79.愛と聖剣
愛しているから。
このまま、ロージィと共に滅んでもいいと、海竜は言っている。
恐らく、先にロージィをアンデッドにされた時から、海竜は二人で死ぬ運命を選択したのだろう。
人の——といっても、海竜は人ではないが——恋しい人を想う優しさ、愛しさを利用し、踏みにじっても己の野望を実行しようとする。

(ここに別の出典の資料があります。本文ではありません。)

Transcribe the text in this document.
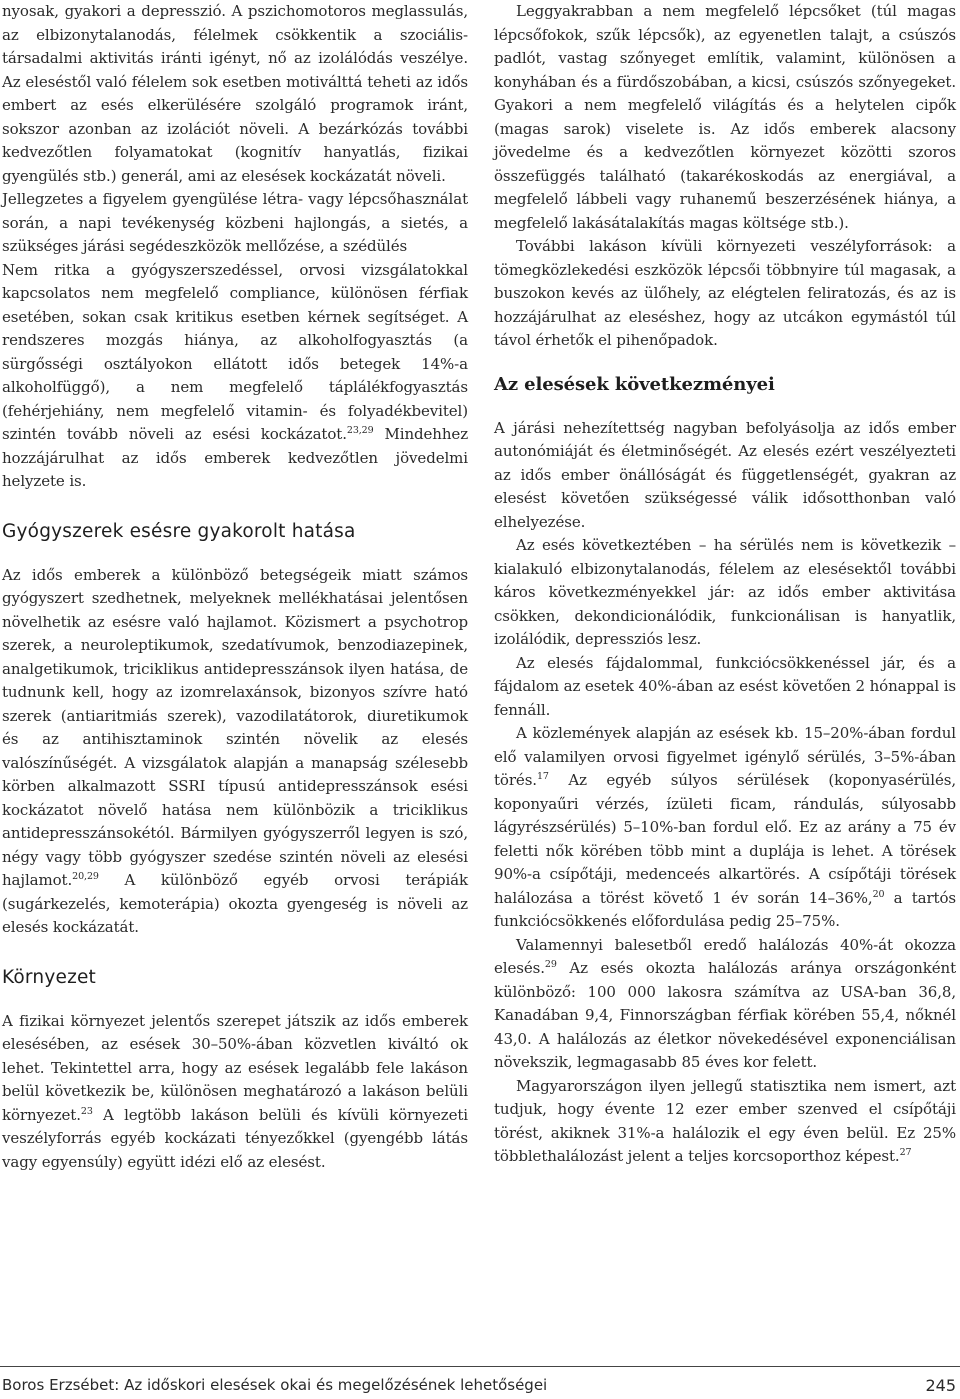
nyosak, gyakori a depresszió. A pszichomotoros meglassulás, az elbizonytalanodás, félelmek csökkentik a szociális-társadalmi aktivitás iránti igényt, nő az izolálódás veszélye. Az eleséstől való félelem sok esetben motiválttá teheti az idős embert az esés elkerülésére szolgáló programok iránt, sokszor azonban az izolációt növeli. A bezárkózás további kedvezőtlen folyamatokat (kognitív hanyatlás, fizikai gyengülés stb.) generál, ami az elesések kockázatát növeli.

Jellegzetes a figyelem gyengülése létra- vagy lépcsőhasználat során, a napi tevékenység közbeni hajlongás, a sietés, a szükséges járási segédeszközök mellőzése, a szédülés

Nem ritka a gyógyszerszedéssel, orvosi vizsgálatokkal kapcsolatos nem megfelelő compliance, különösen férfiak esetében, sokan csak kritikus esetben kérnek segítséget. A rendszeres mozgás hiánya, az alkoholfogyasztás (a sürgősségi osztályokon ellátott idős betegek 14%-a alkoholfüggő), a nem megfelelő táplálékfogyasztás (fehérjehiány, nem megfelelő vitamin- és folyadékbevitel) szintén tovább növeli az esési kockázatot.$^{23,29}$ Mindehhez hozzájárulhat az idős emberek kedvezőtlen jövedelmi helyzete is.

Gyógyszerek esésre gyakorolt hatása

Az idős emberek a különböző betegségeik miatt számos gyógyszert szedhetnek, melyeknek mellékhatásai jelentősen növelhetik az esésre való hajlamot. Közismert a psychotrop szerek, a neuroleptikumok, szedatívumok, benzodiazepinek, analgetikumok, triciklikus antidepresszánsok ilyen hatása, de tudnunk kell, hogy az izomrelaxánsok, bizonyos szívre ható szerek (antiaritmiás szerek), vazodilatátorok, diuretikumok és az antihisztaminok szintén növelik az elesés valószínűségét. A vizsgálatok alapján a manapság szélesebb körben alkalmazott SSRI típusú antidepresszánsok esési kockázatot növelő hatása nem különbözik a triciklikus antidepresszánsokétól. Bármilyen gyógyszerről legyen is szó, négy vagy több gyógyszer szedése szintén növeli az elesési hajlamot.$^{20,29}$ A különböző egyéb orvosi terápiák (sugárkezelés, kemoterápia) okozta gyengeség is növeli az elesés kockázatát.

Környezet

A fizikai környezet jelentős szerepet játszik az idős emberek elesésében, az esések 30–50%-ában közvetlen kiváltó ok lehet. Tekintettel arra, hogy az esések legalább fele lakáson belül következik be, különösen meghatározó a lakáson belüli környezet.$^{23}$ A legtöbb lakáson belüli és kívüli környezeti veszélyforrás egyéb kockázati tényezőkkel (gyengébb látás vagy egyensúly) együtt idézi elő az elesést.

Leggyakrabban a nem megfelelő lépcsőket (túl magas lépcsőfokok, szűk lépcsők), az egyenetlen talajt, a csúszós padlót, vastag szőnyeget említik, valamint, különösen a konyhában és a fürdőszobában, a kicsi, csúszós szőnyegeket. Gyakori a nem megfelelő világítás és a helytelen cipők (magas sarok) viselete is. Az idős emberek alacsony jövedelme és a kedvezőtlen környezet közötti szoros összefüggés található (takarékoskodás az energiával, a megfelelő lábbeli vagy ruhanemű beszerzésének hiánya, a megfelelő lakásátalakítás magas költsége stb.).

További lakáson kívüli környezeti veszélyforrások: a tömegközlekedési eszközök lépcsői többnyire túl magasak, a buszokon kevés az ülőhely, az elégtelen feliratozás, és az is hozzájárulhat az eleséshez, hogy az utcákon egymástól túl távol érhetők el pihenőpadok.

Az elesések következményei

A járási nehezítettség nagyban befolyásolja az idős ember autonómiáját és életminőségét. Az elesés ezért veszélyezteti az idős ember önállóságát és függetlenségét, gyakran az elesést követően szükségessé válik idősotthonban való elhelyezése.

Az esés következtében – ha sérülés nem is következik – kialakuló elbizonytalanodás, félelem az elesésektől további káros következményekkel jár: az idős ember aktivitása csökken, dekondicionálódik, funkcionálisan is hanyatlik, izolálódik, depressziós lesz.

Az elesés fájdalommal, funkciócsökkenéssel jár, és a fájdalom az esetek 40%-ában az esést követően 2 hónappal is fennáll.

A közlemények alapján az esések kb. 15–20%-ában fordul elő valamilyen orvosi figyelmet igénylő sérülés, 3–5%-ában törés.$^{17}$ Az egyéb súlyos sérülések (koponyasérülés, koponyaűri vérzés, ízületi ficam, rándulás, súlyosabb lágyrészsérülés) 5–10%-ban fordul elő. Ez az arány a 75 év feletti nők körében több mint a duplája is lehet. A törések 90%-a csípőtáji, medenceés alkartörés. A csípőtáji törések halálozása a törést követő 1 év során 14–36%,$^{20}$ a tartós funkciócsökkenés előfordulása pedig 25–75%.

Valamennyi balesetből eredő halálozás 40%-át okozza elesés.$^{29}$ Az esés okozta halálozás aránya országonként különböző: 100 000 lakosra számítva az USA-ban 36,8, Kanadában 9,4, Finnországban férfiak körében 55,4, nőknél 43,0. A halálozás az életkor növekedésével exponenciálisan növekszik, legmagasabb 85 éves kor felett.

Magyarországon ilyen jellegű statisztika nem ismert, azt tudjuk, hogy évente 12 ezer ember szenved el csípőtáji törést, akiknek 31%-a halálozik el egy éven belül. Ez 25% többlethalálozást jelent a teljes korcsoporthoz képest.$^{27}$

Boros Erzsébet: Az időskori elesések okai és megelőzésének lehetőségei	245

和哉は、ジンの神聖魔法で半ば正気に戻った海竜の心情を察して、改めて腸が煮えくり返った。
「……どーにかなんないのかよっ、大賢者さまっ!?」
ロージィに、一時的にスローの呪文を掛けたクラリスに、和哉は噛み付いた。
「俺ぁ、二人を斬るのは、ヤだっ」
クラリスが、獣のような唸り声を上げた。
「わしとて嫌じゃ!! しかし、御使い様の大呪が使えんとなれば、このまま放置しておっても、恐らくそう長くは……」
「助けられるかもしれない方法が、ひとつだけある」ジンが、重い声で言った。
「カズヤ、二人を殺して」
「あ? それじゃ逆じゃんか?」
「あっ、そうかっ!!」宣人が拳を手のひらに打ち付けた。
「和哉、大丈夫……、っていうか、ジンの一か八かの賭けだけど。言う通りにやってみて」
「だーからっ!! 俺は海竜も、ロージィも殺したくないって——」
喚く和哉の口を、怒れるアンデッド少女に操られている海竜が、尾を大きく振り回して塞ぐ。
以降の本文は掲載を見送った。